Fertility rates are lowest among educated, urban women who
account for much of the initial decrease. What will it take to reach
large, often inaccessible rural populations, whose desire to limit
family size is frequently quite limited and whose "ideal" number of
children is quite high? Challenges include: the logistical task of
providing reproductive health services to women; informing them of their
ability to limit their number of children and to space births over at
least two years; low levels of literacy; the value husbands place on
large families; and securing funding for family planning programs.
India
provides another cautionary tale. The country is often hailed as an
emerging economic power, yet 930 million people — three-quarters of
India's population — live on less than $2 per day.

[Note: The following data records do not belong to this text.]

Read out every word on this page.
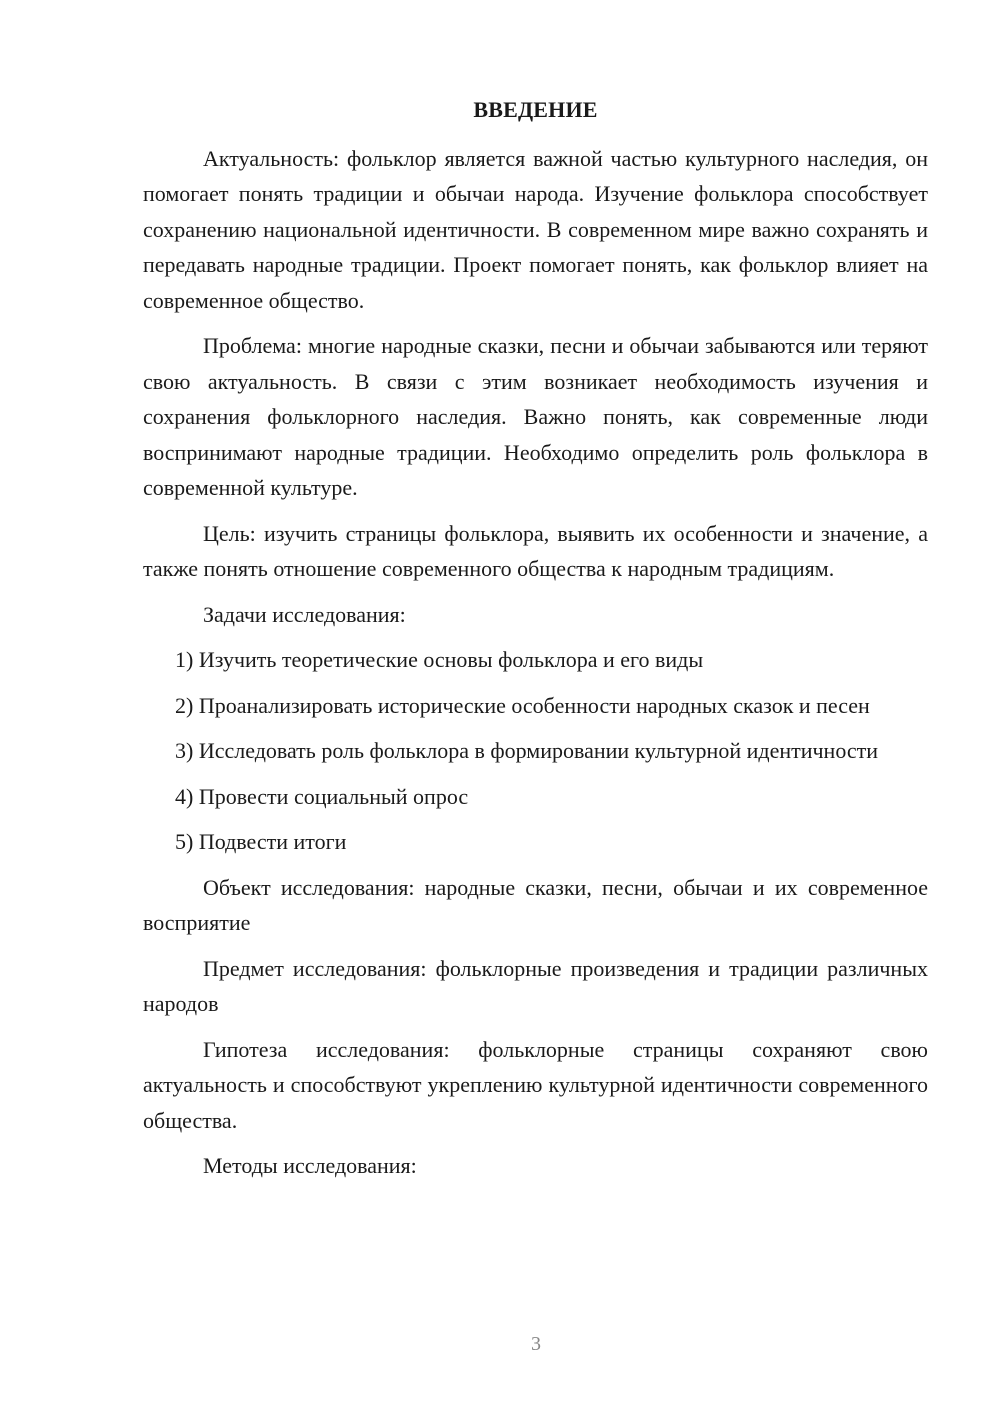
ВВЕДЕНИЕ

Актуальность: фольклор является важной частью культурного наследия, он помогает понять традиции и обычаи народа. Изучение фольклора способствует сохранению национальной идентичности. В современном мире важно сохранять и передавать народные традиции. Проект помогает понять, как фольклор влияет на современное общество.

Проблема: многие народные сказки, песни и обычаи забываются или теряют свою актуальность. В связи с этим возникает необходимость изучения и сохранения фольклорного наследия. Важно понять, как современные люди воспринимают народные традиции. Необходимо определить роль фольклора в современной культуре.

Цель: изучить страницы фольклора, выявить их особенности и значение, а также понять отношение современного общества к народным традициям.

Задачи исследования:

1) Изучить теоретические основы фольклора и его виды

2) Проанализировать исторические особенности народных сказок и песен

3) Исследовать роль фольклора в формировании культурной идентичности

4) Провести социальный опрос

5) Подвести итоги

Объект исследования: народные сказки, песни, обычаи и их современное восприятие

Предмет исследования: фольклорные произведения и традиции различных народов

Гипотеза исследования: фольклорные страницы сохраняют свою актуальность и способствуют укреплению культурной идентичности современного общества.

Методы исследования:

3
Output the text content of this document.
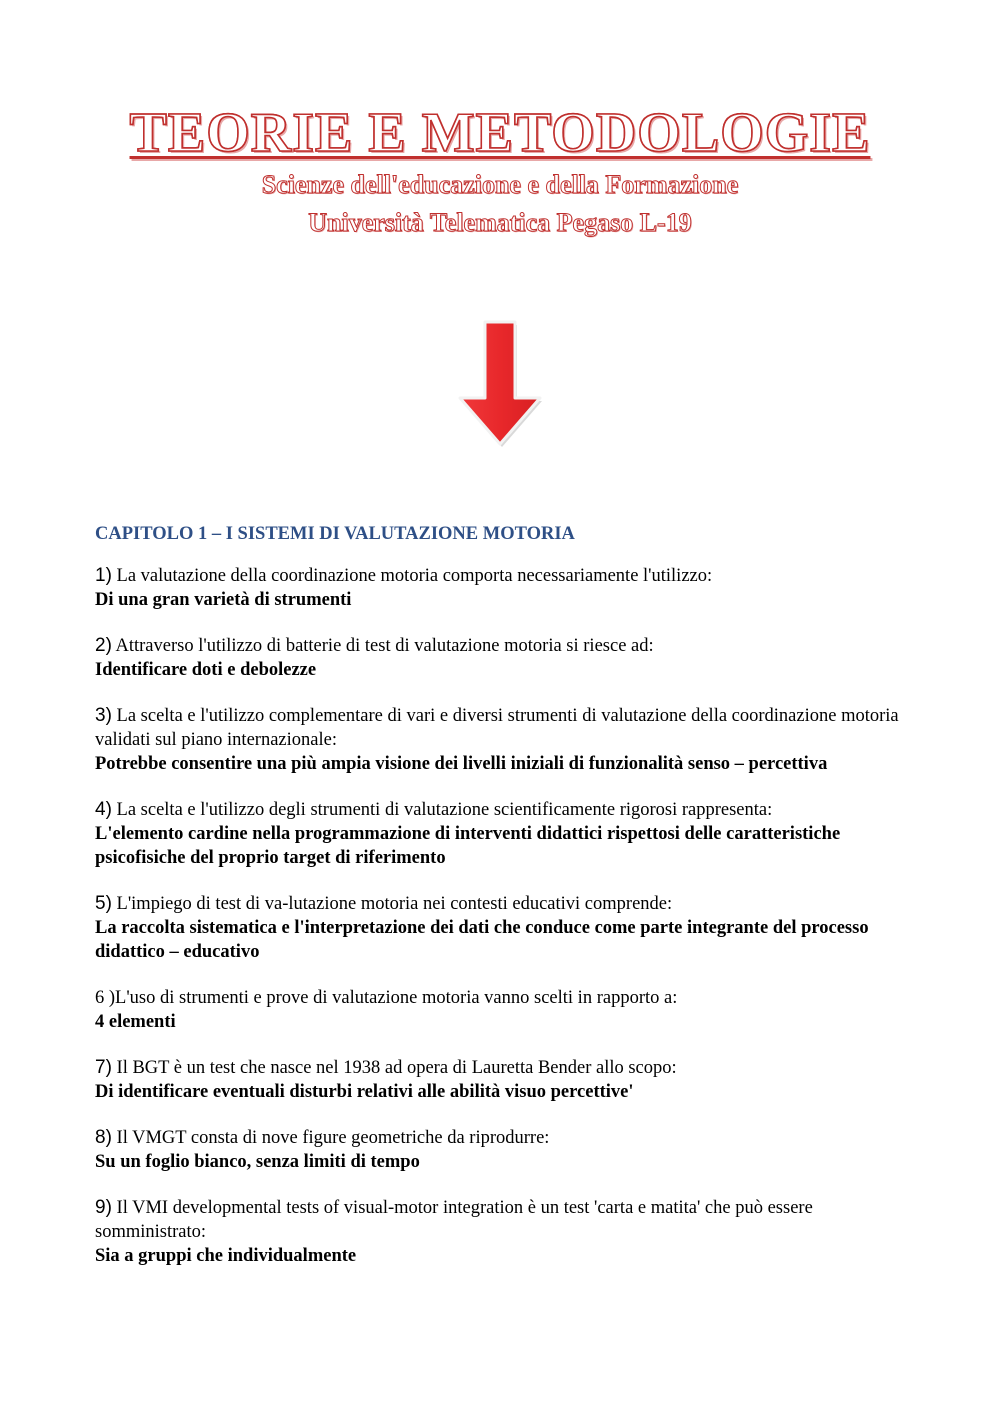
TEORIE E METODOLOGIE

Scienze dell'educazione e della Formazione

Università Telematica Pegaso L-19

CAPITOLO 1 – I SISTEMI DI VALUTAZIONE MOTORIA

1) La valutazione della coordinazione motoria comporta necessariamente l'utilizzo:

Di una gran varietà di strumenti

2) Attraverso l'utilizzo di batterie di test di valutazione motoria si riesce ad:

Identificare doti e debolezze

3) La scelta e l'utilizzo complementare di vari e diversi strumenti di valutazione della coordinazione motoria validati sul piano internazionale:

Potrebbe consentire una più ampia visione dei livelli iniziali di funzionalità senso – percettiva

4) La scelta e l'utilizzo degli strumenti di valutazione scientificamente rigorosi rappresenta:

L'elemento cardine nella programmazione di interventi didattici rispettosi delle caratteristiche psicofisiche del proprio target di riferimento

5) L'impiego di test di va-lutazione motoria nei contesti educativi comprende:

La raccolta sistematica e l'interpretazione dei dati che conduce come parte integrante del processo didattico – educativo

6 )L'uso di strumenti e prove di valutazione motoria vanno scelti in rapporto a:

4 elementi

7) Il BGT è un test che nasce nel 1938 ad opera di Lauretta Bender allo scopo:

Di identificare eventuali disturbi relativi alle abilità visuo percettive'

8) Il VMGT consta di nove figure geometriche da riprodurre:

Su un foglio bianco, senza limiti di tempo

9) Il VMI developmental tests of visual-motor integration è un test 'carta e matita' che può essere somministrato:

Sia a gruppi che individualmente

Some advanced Indian
states, such as Kerala and Tamil Nadu, have excellent family planning
programs and fertility rates of 1.8 children per woman, which will lead
to declining populations in those states. But some of India's poorest
and most populous states — Bihar, Madhya Pradesh, Rajasthan, Uttar
Pradesh — have total fertility rates ranging from 3.3 to 3.9. The Indian
example illustrates an important trend: that the challenge of soaring
populations will increasingly be concentrated in the poorest countries,
and in the poorest regions of nations such as India.
The real
possibility of fertility decline stopping before the two-children level
is reached requires demographers, policy makers, and environmentalists
to seriously consider that population growth in the coming century will
come in at the high end of demographic projections. The UN's
middle-of-the-road assumption for sub-Saharan Africa — that fertility
rates will drop to 3.0 and population reach 2 billion by 2050 — seem
unrealistically low to me. More likely is the UN's high-end projection
that sub-Saharan Africa's population will climb to 2.2 billion by 2050
and then continue to 4.8 billion by 2100. The dire consequences of such
an increase are difficult to ponder. If sub-Saharan Africa is having
trouble feeding and providing water to 880 million people today, what
will the region be like in 90 years if the population increases
five-fold — particularly if, as projected, temperatures rise by 2 to 3
degrees C, worsening droughts?
Many factors may arise to cause
fertility rates to drop in countries where the decline has lagged. A
rising age at marriage, perhaps resulting from increased education of
females and from their increased autonomy; rising expectations among
parents that their children can have a better life; decreasing
availability of land, forcing migration to cities to seek some source of
income; real commitment from governments to provide family planning
services and the funds to do so. The list goes on.
But we must
facts. The assumption that all developing countries will see their birth
rates decline to the low levels now prevalent in Europe is very far
from certain. We can also expect the large majority of population growth
to be in countries and areas with the highest poverty and lowest levels
of education. Today, the challenge to improve living conditions is
often not being met, even as the numbers in need continue to grow.
As
populations continue to rise rapidly in these areas, the ability to
supply clean water for drinking and sustainable water for agriculture,
to provide the most basic health services, and to avoid deforestation
and profound environmental consequences, lies in the balance.